Syntax and polyfill safety: current solutions target modern browsers only, lacking ES3/ES5 fallback and polyfills for legacy devices.

Online loading performance: many sub‑paths cause a large number of requests, leading to waterfall effects.

Compatibility: native ESM is not supported by older browsers (IE11, low‑end mobile).

Local debugging and deployment: CDN‑served artifacts are hard to debug locally and cannot be privately deployed.

Proposed Solutions

Compile dependency artifacts with babel / swc to the required target for polyfill safety.

Analyze the project’s module graph (via esbuild metafile) and combine frequently used dependencies into combo bundles, keeping chunk count within the 10‑25 optimal range.

Use native ESM where possible; otherwise fall back to SystemJS.

Maintain a private CDN and provide a tool to download CDN artifacts for local hosting.

Self‑Developed Bundle‑less Solution

The following architecture was built internally (diagram omitted).

1. Import Map Based Management

Instead of rewriting import paths manually, an importmap centralizes dependency URLs, preventing multiple instances and improving cache hit rates. Example:

<script type="importmap">
{
  "imports": {
    "react": "https://example.com/react/17.0.2.js",
    "react-dom": "https://example.com/react-dom/17.0.2.js"
  }
}
</script>
<script type="module">
import React from 'react';
import ReactDOM from 'react-dom';
</script>

2. Module Merging

Using esbuild with metafile , the build outputs a dependency graph. Dependencies are grouped and merged into combo bundles.

3. Multi‑Package (Combo) Packaging

Combo packaging can cause export name conflicts and sub‑path explosion. Conflicts are resolved by prefixing export names with the package name during build and stripping the prefix at runtime via a hydrate helper.

// Build‑time injection
export { packageName_exportName } from 'packageName';

// Runtime hydration
var __WEBPACK_EXTERNAL_MODULE_pkg_ = __EDEN_COMBO_HYDRATE__(
  __WEBPACK_EXTERNAL_MODULE_pkg_$0,
  "packageName"
);

4. Sub‑Path Consolidation

Many packages import deep sub‑paths (e.g., @babel/runtime/helpers/esm/inheritsLoose ).
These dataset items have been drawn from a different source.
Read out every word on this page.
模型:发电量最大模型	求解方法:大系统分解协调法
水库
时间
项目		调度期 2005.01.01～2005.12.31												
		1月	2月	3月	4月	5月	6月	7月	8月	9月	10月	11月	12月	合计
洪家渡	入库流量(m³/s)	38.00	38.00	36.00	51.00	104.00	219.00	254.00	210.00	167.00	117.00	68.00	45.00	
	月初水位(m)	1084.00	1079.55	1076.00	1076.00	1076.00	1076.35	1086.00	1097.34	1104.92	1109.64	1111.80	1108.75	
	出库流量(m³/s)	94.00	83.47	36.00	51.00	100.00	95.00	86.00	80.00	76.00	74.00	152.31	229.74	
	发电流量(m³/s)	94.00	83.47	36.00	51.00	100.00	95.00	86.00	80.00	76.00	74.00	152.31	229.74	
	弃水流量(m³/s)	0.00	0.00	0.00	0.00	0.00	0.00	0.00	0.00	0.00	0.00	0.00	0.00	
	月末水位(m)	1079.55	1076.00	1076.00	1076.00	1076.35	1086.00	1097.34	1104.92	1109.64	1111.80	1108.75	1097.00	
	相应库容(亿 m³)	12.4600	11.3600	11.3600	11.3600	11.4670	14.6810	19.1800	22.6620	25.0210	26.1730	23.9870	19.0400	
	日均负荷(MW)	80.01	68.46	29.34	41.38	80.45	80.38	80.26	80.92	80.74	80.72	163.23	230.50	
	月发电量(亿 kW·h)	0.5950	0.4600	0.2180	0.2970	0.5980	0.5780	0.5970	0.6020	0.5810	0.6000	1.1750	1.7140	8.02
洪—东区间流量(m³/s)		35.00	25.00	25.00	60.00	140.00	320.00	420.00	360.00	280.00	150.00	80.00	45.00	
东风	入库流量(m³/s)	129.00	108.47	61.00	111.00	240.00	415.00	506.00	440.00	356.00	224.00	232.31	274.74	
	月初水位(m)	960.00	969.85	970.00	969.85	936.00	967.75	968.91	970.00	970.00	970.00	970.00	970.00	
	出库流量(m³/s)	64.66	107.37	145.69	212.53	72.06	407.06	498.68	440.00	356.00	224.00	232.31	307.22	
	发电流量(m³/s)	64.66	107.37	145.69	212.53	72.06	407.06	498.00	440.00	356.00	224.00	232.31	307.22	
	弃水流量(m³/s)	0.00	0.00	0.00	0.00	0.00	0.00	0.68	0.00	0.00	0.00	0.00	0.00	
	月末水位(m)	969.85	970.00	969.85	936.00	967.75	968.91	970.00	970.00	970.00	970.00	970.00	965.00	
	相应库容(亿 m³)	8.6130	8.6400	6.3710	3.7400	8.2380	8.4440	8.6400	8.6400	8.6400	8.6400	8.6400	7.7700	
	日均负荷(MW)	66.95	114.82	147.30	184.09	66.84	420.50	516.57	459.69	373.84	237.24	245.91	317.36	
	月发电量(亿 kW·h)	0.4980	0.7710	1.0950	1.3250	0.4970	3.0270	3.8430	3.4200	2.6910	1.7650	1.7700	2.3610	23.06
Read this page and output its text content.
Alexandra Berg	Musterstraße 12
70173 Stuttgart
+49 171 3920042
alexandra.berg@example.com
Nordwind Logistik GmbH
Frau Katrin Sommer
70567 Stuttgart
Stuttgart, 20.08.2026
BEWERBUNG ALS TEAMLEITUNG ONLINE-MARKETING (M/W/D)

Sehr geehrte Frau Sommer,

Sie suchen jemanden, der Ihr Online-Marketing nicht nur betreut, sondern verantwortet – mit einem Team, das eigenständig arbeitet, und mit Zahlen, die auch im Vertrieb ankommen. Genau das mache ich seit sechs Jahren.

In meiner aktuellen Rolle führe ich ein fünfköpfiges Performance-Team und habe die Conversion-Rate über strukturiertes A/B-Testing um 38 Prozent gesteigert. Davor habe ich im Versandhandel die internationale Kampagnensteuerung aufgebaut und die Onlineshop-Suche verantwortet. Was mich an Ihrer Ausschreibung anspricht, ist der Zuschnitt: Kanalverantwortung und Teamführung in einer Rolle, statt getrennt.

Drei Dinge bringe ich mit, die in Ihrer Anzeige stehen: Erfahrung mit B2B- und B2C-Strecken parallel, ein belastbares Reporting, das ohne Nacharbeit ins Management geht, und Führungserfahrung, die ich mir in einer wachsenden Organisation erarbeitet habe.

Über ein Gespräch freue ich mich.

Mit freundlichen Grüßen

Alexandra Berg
By consolidating them under a single import map entry ( @babel/runtime ) and using runtime hydration, the import map size is dramatically reduced.

5. Tree Shaking

During the pre‑build phase, only the specifiers actually used are exported, e.g.:

export { cloneDeep } from 'lodash-es';
export { Spin } from '@douyinfe/semi-ui';

6. Polyfill Safety

Depending on the target runtime (Modern, PC‑Legacy, Mobile‑Legacy), appropriate polyfills are injected: native import‑map polyfill for modern browsers, full browserlist‑based polyfills plus SystemJS for legacy environments.

7. Localized Artifact Deployment

After CDN upload, a plugin fetches the artifacts, writes them to a local directory, and serves them via a dev‑server middleware. The import map URLs are rewritten to point to these local static assets, enabling local debugging and private deployment.

Conclusion

The article covered bundle‑less from the perspectives of bundle splitting, no‑bundle development services, and modular dependency distribution, providing both a conceptual overview and a concrete self‑developed implementation.